Alexithymia

If I wanted to make an argument for my (I stress MY and not anyone else’s) experience of autism being more of a disability than a difference, I would focus on my alexithymia (difficulty experiencing and understanding emotions). This is not something imposed on me by an ableist society, it is something in my own head, where I can’t understand or even know what I’m actually feeling in a given situation. To put this in perspective, sometimes I find myself having to prove to myself that I love my loved ones, because I’m not sure that I feel anything. I have to look at my willingness to make sacrifices for them, the amount I think about them when they’re not around, the fear of losing them and so on to prove to myself that I must feel something positive, I just can’t always hear it.

I find that negative emotions, like loneliness, depression and anxiety, make themselves heard a lot more than positive ones like happiness, love, excitement or even equanimity. Lately, I’m planning the second half of my wedding (I had a civil wedding last year so my wife could get her visa, but we’re not “fully” married until our religious ceremony, which will be in May) and the stress and anxiety of wedding planning is audible (so to speak) in my head so much more than the joy and excitement. I know wedding planning is stressful even for neurotypicals (and we aren’t even having a big wedding!), but somehow it seems easy to focus on the negatives and forget the positives are there at all. I have to work hard to see the excitement and happiness that is there; I can’t just passively experience it like a “normal” person.

I don’t really know where I’m going with this. I don’t really have a question, unless it's to ask if anyone else experiences this. I am lucky enough to have people around me who accept my autism and mental health issues even when they don’t really understand them, but I’m scared to talk about this for fear that they’ll think I’m saying I don’t love them, or that they just won’t understand at all what it means not to feel or understand my own emotions. I’m not sure I really understand it, and I’m me! And I know not all autistics experience this, which somehow makes it even more isolating. Some have intense emotions. I have intense depression or anxiety sometimes, but I'm not sure I can imagine what intense joy or excitement would actually feel like.

Parents
  • I get it.

    As for the disability v. difference argument, that is for each of us to decide for ourselves.  Is it society or our genes which dis-enable us?  Are there aspects of our autism that are a positive advantage to us, are there others that cause us pain?  It's different for each of us.  Personally, I regard my autism mostly as just being different and I'm happy with that, until I'm in a doctor's surgery and I cannot cope at all and no one gets it.  Then I am not functioning and am disabled!
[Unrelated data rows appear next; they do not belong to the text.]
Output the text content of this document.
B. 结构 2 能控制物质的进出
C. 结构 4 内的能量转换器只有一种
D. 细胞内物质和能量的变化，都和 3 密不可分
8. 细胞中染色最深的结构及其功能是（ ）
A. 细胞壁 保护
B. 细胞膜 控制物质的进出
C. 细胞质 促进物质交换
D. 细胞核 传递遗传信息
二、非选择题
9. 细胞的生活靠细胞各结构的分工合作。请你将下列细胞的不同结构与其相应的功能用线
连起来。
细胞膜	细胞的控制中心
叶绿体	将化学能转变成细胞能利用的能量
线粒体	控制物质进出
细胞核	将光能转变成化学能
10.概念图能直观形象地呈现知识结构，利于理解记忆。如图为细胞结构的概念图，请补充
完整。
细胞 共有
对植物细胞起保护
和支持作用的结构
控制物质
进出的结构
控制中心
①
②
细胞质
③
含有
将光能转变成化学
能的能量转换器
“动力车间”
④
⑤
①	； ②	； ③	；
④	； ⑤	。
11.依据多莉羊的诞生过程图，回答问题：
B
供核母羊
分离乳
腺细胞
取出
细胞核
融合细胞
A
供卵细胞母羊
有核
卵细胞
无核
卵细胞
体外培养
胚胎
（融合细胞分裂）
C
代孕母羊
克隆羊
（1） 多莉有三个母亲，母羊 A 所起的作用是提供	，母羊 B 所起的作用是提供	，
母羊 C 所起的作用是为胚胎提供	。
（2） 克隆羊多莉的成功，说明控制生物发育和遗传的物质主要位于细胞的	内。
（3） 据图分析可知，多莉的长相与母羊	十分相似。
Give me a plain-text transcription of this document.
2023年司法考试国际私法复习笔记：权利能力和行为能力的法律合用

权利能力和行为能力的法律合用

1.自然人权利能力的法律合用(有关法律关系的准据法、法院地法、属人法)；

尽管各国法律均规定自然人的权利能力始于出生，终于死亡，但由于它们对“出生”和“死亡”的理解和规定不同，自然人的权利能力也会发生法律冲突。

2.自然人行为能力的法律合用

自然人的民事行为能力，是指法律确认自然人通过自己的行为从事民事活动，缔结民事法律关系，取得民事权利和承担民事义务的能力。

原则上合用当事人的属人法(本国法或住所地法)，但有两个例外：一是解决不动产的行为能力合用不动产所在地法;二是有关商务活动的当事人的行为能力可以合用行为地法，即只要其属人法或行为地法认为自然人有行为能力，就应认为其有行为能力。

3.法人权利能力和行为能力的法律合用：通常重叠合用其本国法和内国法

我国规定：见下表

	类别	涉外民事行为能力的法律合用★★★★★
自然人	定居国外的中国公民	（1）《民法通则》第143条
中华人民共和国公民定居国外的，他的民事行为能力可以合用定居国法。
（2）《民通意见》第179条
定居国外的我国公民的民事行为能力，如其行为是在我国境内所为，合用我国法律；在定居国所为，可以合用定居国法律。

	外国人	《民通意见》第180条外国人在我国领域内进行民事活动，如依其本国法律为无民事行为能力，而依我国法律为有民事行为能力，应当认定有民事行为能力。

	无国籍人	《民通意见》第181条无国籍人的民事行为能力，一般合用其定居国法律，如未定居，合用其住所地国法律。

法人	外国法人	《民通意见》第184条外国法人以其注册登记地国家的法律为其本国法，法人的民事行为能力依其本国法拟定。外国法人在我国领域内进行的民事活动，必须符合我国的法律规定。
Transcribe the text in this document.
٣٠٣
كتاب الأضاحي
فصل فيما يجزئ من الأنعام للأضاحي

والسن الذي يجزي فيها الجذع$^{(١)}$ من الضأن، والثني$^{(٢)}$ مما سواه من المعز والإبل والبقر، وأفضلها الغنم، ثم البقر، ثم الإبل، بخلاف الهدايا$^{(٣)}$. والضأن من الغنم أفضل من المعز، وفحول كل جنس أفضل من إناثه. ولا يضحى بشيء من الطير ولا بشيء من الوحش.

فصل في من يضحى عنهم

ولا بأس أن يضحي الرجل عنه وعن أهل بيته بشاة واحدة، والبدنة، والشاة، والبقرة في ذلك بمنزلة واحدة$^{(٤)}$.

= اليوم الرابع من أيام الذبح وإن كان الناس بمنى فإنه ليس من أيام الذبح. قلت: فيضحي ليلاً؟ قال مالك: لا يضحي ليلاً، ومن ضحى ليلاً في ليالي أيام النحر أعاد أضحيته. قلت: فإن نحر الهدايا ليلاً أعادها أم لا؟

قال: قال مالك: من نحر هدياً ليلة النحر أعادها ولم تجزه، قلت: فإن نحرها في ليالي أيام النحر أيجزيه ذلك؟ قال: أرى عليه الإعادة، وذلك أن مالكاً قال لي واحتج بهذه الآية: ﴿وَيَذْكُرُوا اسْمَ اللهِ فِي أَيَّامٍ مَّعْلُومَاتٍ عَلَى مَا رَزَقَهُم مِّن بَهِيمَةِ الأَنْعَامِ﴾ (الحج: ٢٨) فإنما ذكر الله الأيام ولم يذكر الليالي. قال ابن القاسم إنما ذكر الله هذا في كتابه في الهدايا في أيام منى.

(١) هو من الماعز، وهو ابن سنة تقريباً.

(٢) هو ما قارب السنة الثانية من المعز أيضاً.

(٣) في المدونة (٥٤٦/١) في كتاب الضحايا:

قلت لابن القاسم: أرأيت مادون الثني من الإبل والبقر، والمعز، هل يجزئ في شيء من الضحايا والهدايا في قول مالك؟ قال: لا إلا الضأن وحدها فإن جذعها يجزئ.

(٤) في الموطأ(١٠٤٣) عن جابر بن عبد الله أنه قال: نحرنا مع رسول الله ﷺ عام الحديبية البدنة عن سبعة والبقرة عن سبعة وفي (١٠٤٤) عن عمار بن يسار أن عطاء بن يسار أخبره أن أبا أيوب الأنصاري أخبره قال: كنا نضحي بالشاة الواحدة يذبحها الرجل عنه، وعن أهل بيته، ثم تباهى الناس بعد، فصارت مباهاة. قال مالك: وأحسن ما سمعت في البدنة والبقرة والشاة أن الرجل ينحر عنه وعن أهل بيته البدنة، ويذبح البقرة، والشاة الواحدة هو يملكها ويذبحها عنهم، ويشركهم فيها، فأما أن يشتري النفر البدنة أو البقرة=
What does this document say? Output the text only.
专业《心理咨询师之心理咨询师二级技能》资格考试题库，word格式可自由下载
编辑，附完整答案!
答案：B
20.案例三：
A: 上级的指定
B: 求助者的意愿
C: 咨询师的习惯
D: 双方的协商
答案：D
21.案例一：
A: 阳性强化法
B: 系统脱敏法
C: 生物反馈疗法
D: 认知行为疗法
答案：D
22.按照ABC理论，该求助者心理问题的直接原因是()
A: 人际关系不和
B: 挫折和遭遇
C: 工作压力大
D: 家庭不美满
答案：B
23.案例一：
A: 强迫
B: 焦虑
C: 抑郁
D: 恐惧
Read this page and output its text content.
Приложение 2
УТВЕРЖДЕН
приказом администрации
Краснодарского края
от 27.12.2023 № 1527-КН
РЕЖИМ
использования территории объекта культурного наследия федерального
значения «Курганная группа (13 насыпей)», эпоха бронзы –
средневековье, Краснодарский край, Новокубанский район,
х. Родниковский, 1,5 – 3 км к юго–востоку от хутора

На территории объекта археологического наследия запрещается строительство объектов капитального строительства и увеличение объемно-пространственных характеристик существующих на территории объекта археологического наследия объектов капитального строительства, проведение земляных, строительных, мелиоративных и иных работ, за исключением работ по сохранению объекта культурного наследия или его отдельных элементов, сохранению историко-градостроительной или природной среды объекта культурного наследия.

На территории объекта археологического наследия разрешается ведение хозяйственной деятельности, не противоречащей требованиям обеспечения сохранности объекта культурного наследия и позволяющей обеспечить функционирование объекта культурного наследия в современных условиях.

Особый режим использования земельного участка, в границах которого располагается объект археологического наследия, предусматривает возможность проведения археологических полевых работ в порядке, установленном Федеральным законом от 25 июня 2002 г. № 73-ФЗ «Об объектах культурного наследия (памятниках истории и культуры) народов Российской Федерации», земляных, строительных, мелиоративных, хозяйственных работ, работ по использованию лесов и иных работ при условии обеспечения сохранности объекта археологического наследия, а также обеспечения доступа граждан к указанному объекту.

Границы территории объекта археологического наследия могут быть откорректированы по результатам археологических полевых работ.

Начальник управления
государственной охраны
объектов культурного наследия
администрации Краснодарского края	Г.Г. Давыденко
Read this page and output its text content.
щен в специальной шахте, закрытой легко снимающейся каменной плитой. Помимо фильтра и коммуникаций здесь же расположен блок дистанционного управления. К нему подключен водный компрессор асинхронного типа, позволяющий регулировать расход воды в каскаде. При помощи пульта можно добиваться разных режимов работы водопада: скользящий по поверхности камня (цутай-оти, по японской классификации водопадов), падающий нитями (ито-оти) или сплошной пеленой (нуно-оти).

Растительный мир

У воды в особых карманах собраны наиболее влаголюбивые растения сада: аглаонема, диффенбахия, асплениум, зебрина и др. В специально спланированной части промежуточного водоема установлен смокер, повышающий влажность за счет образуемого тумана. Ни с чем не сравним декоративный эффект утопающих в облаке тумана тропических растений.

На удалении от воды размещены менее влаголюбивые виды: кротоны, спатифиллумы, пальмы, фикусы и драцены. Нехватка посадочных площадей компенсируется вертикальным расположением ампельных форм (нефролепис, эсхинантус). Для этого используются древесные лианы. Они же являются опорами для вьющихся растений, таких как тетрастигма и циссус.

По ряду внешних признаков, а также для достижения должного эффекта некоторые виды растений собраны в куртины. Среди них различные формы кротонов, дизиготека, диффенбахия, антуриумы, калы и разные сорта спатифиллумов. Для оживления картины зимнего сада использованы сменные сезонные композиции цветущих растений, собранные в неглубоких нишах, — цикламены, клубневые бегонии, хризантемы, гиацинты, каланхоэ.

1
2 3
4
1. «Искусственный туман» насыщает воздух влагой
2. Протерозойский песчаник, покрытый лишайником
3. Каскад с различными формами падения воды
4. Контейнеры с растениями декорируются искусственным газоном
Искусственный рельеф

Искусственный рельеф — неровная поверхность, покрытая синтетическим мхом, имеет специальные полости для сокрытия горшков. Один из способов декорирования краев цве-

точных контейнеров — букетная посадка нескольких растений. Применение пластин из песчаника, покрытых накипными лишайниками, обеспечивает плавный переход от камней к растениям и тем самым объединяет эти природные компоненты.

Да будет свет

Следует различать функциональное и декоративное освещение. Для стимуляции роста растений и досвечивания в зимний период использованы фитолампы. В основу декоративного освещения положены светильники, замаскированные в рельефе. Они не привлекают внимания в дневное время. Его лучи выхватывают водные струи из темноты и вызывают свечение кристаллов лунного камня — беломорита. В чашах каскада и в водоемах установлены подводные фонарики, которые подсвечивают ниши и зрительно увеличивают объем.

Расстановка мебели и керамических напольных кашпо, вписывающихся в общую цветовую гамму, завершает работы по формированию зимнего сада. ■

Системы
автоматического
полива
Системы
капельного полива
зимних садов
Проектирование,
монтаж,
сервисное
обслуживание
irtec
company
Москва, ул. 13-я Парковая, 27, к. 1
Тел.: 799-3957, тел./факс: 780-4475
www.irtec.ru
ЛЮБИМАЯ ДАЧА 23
    I also get the alexithymia too.  One of the biggest revelations for me through the diagnostic process for me was that I was not detecting or naming my emotions in the same way as other people do and for half a century had not realised that other people do it differently.  My interoception tells me very little.  I work out what I feel much in the way you describe.  Mostly it works for me to analyse a situation and its dynamic to work out what it is I'm feeling.  I also have a very good friend who is able to ask the right question in the right place to help name it.

  • How do other people describe emotions? This is another example where I think there should be dialogue between autisyic and allistic, so we can see how each approach it.  I think for me unless it's obvious, I don't know how i feel. In the past it was usually default anxiety. Now it's probably "ok" but in reality I don't think it is. I'm not ok a lot of the time.

    I think there are so many ways to describe emotions,  it's often difficult choosing the right word to explain how I feel.  And I have a good vocabulary.  I wonder if this is some of it....things needing to be "correct" rather than a general sense.

    Last week I felt anxious about something.  But I knew everything about this unknown thing would be ok and wasn't worried at all. Then I wondered if it was actually excitement. I still wasn't sure.

    I do understand when you say about analysing situations.  I have even done this in situations with my closest loved ones because I didn't know if the situation was awkward or not. I had to go through the analysis to decide that actuslly everything was OK. After that, I felt more at ease. 

    I think I can often pick up on say, the feeling of a room, or can be quite emotive around others who are feeling strong emotions. Like a sponge. It's all quite contradictory isn't it.

  • You seem to speak in my emotional dialect.  Good to hear - it's weird and VERY hard to explain to others.....but I am pretty sure I hear you right.